Federal Circuit Patent Bulletin: OIP Techs., Inc. v. Amazon.com, Inc.
“[R]elying on a computer to perform routine tasks more quickly or more accurately is insufficient to render a claim patent eligible.”
On June 11, 2015, in OIP Techs., Inc. v. Amazon.com, Inc., the U.S. Court of Appeals for the Federal Circuit (Taranto, Mayer, Hughes*) affirmed the district court’s judgment on the pleadings that U.S. Patent No. 7,970,713, which related to computer-implemented methods for pricing a product for sale, was invalid for lack of statutory subject matter under 35 U.S.C. § 101. The Federal Circuit stated:
A patent may be obtained for “any new and useful process, machine, manufacture, or composition of matter, or any new and useful improvement thereof.” The Supreme Court has “long held that this provision contains an important implicit exception: Laws of nature, natural phenomena, and abstract ideas are not patentable.” Under the now familiar two-part test described by the Supreme Court in Alice, “[w]e must first determine whether the claims at issue are directed to a patent-ineligible concept,” such as an abstract idea. If so, we must then “consider the elements of each claim both individually and ‘as an ordered combination’ to determine whether the additional elements ‘transform the nature of the claim’ into a patent-eligible application.
Here, the claims are directed to the concept of offer-based price optimization. Claim 1 broadly recites a “method of pricing a product for sale,” and the specification describes the invention as an “automatic pricing method and apparatus for use in electronic commerce.” This concept of “offer based pricing” is similar to other “fundamental economic concepts” found to be abstract ideas by the Supreme Court and this court. And that the claims do not preempt all price optimization or may be limited to price optimization in the e-commerce setting do not make them any less abstract.
Beyond the abstract idea of offer-based price optimization, the claims merely recite “well-understood, routine conventional activit[ies],” either by requiring conventional computer activities or routine data-gathering steps.

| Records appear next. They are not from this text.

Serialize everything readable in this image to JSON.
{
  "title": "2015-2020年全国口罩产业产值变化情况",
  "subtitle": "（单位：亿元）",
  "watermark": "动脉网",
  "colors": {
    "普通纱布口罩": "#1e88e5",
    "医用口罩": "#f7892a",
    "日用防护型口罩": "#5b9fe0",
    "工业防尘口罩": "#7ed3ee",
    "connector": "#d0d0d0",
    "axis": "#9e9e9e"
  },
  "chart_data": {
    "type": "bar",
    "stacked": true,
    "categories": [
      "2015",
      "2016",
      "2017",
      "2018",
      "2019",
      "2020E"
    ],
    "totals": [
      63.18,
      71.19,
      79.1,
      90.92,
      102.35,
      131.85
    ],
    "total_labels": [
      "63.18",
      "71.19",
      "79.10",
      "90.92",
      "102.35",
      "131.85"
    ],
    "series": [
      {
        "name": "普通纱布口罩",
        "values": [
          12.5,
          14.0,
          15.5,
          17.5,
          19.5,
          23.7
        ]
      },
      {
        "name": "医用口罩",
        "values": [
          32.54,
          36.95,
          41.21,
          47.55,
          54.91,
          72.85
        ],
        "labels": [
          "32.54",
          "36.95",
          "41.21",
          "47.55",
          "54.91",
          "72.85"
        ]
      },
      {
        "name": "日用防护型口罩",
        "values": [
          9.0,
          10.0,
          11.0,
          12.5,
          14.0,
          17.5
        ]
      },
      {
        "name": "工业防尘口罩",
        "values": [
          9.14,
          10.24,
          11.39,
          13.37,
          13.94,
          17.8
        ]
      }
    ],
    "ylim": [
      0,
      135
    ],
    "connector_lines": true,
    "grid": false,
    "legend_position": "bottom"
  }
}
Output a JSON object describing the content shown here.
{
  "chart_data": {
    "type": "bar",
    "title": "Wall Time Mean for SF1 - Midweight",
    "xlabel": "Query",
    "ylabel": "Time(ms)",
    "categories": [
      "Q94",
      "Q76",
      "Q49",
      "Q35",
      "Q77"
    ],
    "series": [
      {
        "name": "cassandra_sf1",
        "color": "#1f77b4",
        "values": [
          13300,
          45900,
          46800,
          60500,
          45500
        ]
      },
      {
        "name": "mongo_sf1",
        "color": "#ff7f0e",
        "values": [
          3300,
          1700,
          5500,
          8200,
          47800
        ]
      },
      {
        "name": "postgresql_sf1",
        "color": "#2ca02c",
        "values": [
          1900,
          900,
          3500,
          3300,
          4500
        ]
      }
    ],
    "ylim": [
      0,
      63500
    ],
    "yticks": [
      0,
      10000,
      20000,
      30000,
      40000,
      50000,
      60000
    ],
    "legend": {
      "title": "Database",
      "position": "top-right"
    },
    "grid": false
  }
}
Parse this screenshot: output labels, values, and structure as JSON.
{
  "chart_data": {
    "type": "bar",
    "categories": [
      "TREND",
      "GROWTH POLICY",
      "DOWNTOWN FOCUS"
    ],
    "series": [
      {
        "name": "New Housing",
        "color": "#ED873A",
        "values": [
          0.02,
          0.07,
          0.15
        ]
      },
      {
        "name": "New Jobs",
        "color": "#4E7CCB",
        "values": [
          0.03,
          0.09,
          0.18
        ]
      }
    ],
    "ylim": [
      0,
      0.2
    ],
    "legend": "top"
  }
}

Considered individually or taken together as an ordered combination, the claim elements fail “to ‘transform’ the claimed abstract idea into a patent-eligible application.” For example, claim 1 recites “sending a first set of electronic messages over a network to devices,” the devices being “programmed to communicate,” storing test results in a “machine-readable medium,” and “using a computerized system . . . to automatically determine” an estimated outcome and setting a price. Just as in Alice, “all of these computer functions are ‘well-understood, routine, conventional activit[ies]’ previously known to the industry.”
Moreover, the claims are exceptionally broad and the computer implementation limitations do little to limit their scope. Indeed, the specification makes clear that this “programming” and the related computer hardware “refers to any sequence of instructions designed for execution on a computer system.” At best, the claims describe the automation of the fundamental economic concept of offer-based price optimization through the use of generic-computer functions. Both the prosecution history and the specification emphasize that the key distinguishing feature of the claims is the ability to automate or otherwise make more efficient traditional price-optimization methods. For example, the specification states that a core advantage of the invention is reducing the “extremely high testing costs” of “[b]rute force live price testing.” Likewise, the patentee distinguished traditional pricing research, by emphasizing that “the techniques described in [the prior art] generally cost more and take more time, and are less accurate than the technique recited in [the claims].” And “automatically determining an estimated outcome using each of the plurality of prices for the product . . . means that pricing decisions are made with more granularity.” But relying on a computer to perform routine tasks more quickly or more accurately is insufficient to render a claim patent eligible.
Nor does the claims’ recitation of “present[ing] [offers] to potential customers” and “gathering . . . statistics generated during said testing about how the potential customers responded to the offers” provide a meaningful limitation on the abstract idea. These processes are well-understood, routine, conventional data-gathering activities that do not make the claims patent eligible. [T]he addition of steps to test prices and collect databased on customer reactions does not add any meaningful limitations to the abstract idea.